Statistical Analyses

Student’s t-test, Mann–Whitney U-test, Chi-square, and Fisher’s exact test were used to describe the difference of parameters between patients with fracture and without fracture when appropriate. Spearman correlation based on Fisher’s transformation was performed to analyze the correlation between BMD and TBS. Logistic regression analysis was used to calculate the odds ratio (OR) of BMD and TBS on fracture prevalence. We defined significance as a two-tailed p value < 0.05. To determine the optimal threshold for fracture discrimination, we utilized the receiver operating characteristic (ROC) curve and calculated the Youden index. These analyses allowed us to identify the cut-off point that provided the best balance between sensitivity and specificity for discriminating individuals with fractures from those without fractures. Data analysis was performed using R software version 4.1.2 (Foundation for Statistical Computing, Vienna, Austria).

Results

From 1372 women in the postmenopausal BMD database at our institution during the study period, we identified a total of 64 postmenopausal RA patients undergoing chronic glucocorticoid treatment at the time of BMD measurement. The mean age was 61.7 ± 9.3 years. Prevalent osteoporotic fractures were found in 14 patients (21.9%). Five of them (35.7%) had symptomatic osteoporotic fractures prior to BMD measurement; all were non-vertebral fractures (3 proximal femurs, one distal radius, and one proximal humerus). The other nine patients (64.3%) had asymptomatic morphometric vertebral fractures detected by VFA at the date of BMD measurement. Baseline characteristics, including age, BMI, alcohol consumption, smoking status, duration of RA, and glucocorticoid regimens, were similar between fracture and non-fracture groups. Patients with osteoporotic fractures had significantly lower lumbar spine BMD, femoral neck BMD, and total hip BMD than the non-fractures.
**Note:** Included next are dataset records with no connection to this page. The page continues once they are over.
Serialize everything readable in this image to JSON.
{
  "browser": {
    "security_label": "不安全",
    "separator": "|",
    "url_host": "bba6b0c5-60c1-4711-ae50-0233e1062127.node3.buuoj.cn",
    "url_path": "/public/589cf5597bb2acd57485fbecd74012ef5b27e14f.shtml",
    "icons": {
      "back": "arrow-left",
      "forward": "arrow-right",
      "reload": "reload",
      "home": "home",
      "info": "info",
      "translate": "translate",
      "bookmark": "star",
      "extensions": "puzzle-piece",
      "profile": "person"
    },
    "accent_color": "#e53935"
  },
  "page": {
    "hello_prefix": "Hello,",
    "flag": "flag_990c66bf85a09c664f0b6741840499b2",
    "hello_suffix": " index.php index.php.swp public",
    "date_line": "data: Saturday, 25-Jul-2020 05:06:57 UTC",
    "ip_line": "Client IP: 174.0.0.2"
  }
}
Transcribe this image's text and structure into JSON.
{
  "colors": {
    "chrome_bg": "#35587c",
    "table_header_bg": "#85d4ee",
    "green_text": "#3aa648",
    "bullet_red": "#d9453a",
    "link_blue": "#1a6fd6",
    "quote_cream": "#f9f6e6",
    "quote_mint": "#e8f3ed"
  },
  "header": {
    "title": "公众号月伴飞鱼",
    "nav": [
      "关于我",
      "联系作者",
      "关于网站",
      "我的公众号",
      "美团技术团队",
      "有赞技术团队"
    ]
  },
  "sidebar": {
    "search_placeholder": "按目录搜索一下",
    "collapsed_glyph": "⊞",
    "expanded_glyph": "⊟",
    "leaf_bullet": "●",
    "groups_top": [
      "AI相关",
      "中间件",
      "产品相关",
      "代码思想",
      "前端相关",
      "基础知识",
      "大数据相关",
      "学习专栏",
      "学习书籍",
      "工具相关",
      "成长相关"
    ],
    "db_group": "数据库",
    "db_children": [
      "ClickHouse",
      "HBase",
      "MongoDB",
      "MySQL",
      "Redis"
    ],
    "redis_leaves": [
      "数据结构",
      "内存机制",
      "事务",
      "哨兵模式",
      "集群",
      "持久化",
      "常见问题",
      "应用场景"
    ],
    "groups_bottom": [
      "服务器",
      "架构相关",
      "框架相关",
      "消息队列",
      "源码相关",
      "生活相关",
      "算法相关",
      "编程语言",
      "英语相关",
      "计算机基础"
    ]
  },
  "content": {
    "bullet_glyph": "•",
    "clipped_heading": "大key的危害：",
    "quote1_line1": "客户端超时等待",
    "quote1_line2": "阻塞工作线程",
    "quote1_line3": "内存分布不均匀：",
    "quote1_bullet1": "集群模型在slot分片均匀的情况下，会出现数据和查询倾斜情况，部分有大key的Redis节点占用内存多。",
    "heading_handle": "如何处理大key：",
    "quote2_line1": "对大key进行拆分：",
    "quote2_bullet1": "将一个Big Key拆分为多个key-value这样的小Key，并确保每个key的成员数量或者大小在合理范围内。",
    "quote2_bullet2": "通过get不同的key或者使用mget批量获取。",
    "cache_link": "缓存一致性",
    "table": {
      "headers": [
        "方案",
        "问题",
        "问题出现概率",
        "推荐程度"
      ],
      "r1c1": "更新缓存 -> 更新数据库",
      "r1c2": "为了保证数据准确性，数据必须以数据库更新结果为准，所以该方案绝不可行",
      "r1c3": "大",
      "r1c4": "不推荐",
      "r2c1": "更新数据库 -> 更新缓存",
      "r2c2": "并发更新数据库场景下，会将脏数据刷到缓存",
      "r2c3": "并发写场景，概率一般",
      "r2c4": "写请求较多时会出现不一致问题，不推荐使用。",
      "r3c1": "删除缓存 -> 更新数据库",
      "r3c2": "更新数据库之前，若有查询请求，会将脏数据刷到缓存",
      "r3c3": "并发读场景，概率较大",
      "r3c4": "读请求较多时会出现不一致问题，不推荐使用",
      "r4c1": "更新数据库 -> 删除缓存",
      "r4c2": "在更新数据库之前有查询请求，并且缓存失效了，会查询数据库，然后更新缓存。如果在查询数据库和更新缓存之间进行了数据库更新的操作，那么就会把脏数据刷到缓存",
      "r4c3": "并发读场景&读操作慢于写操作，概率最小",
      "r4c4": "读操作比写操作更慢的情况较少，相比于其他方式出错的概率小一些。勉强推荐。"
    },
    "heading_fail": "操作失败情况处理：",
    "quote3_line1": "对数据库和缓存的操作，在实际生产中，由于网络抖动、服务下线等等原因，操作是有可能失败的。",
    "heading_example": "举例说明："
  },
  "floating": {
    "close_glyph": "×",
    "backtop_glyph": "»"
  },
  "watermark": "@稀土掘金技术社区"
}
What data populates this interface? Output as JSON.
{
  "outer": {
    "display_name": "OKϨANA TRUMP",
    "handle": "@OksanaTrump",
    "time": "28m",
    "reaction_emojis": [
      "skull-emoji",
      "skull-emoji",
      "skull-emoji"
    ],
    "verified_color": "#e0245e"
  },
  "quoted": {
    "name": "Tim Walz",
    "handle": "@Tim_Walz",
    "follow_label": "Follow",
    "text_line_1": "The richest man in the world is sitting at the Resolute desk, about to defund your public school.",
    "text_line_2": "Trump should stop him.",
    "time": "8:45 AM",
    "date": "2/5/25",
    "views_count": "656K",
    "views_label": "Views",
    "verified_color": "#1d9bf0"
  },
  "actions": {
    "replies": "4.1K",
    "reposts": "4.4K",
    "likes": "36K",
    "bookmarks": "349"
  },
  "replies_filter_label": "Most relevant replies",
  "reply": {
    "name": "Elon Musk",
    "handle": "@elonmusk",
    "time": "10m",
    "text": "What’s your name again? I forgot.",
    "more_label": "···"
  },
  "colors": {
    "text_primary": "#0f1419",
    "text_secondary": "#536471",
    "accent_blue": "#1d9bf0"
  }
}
TBS and TBS T-scores were also significantly lower in patients with fractures than those without fractures (Table 1).

Table 1 Baseline Characteristics, BMD, and TBS of Postmenopausal Rheumatoid Arthritis Patients Receiving Glucocorticoids with and without Osteoporotic Fracture

The Spearman correlation analysis found that TBS had a positive correlation with the lumbar spine, femoral neck, and total hip BMD, with r = 0.527 (95% confidence interval [CI] 0.321–0.685, p value < 0.001), 0.539 (95% CI 0.338–0.693, p value < 0.001), and 0.536 (95% CI 0.331–0.687, p value < 0.001), respectively. Logistic regression analysis revealed that lower BMD in all three sites and lower TBS significantly increased osteoporotic fracture risk, which remained significant after adjusting for age and BMI (Table 2). The area under the ROC curve (AUROC) in discriminating osteoporotic fractures after adjusting for age and BMI were 0.78, 0.74, 0.82, and 0.81 for TBS, lumbar spine BMD, femoral neck BMD, and total hip BMD, respectively. There was no statistically significant difference after adjustment between AUROC TBS vs AUROC lumbar spine BMD (p value = 0.56), AUROC TBS vs AUROC femoral neck BMD (p value = 0.59), or AUROC TBS vs AUROC total hip BMD (p value = 0.63). (Figure 1) The optimal threshold of TBS for osteoporotic fracture discrimination was identified by the Youden index. The TBS threshold <1.24 showed the discriminative ability to reach the best sensitivity (79%) and specificity (84%) in identifying prevalent osteoporotic fractures.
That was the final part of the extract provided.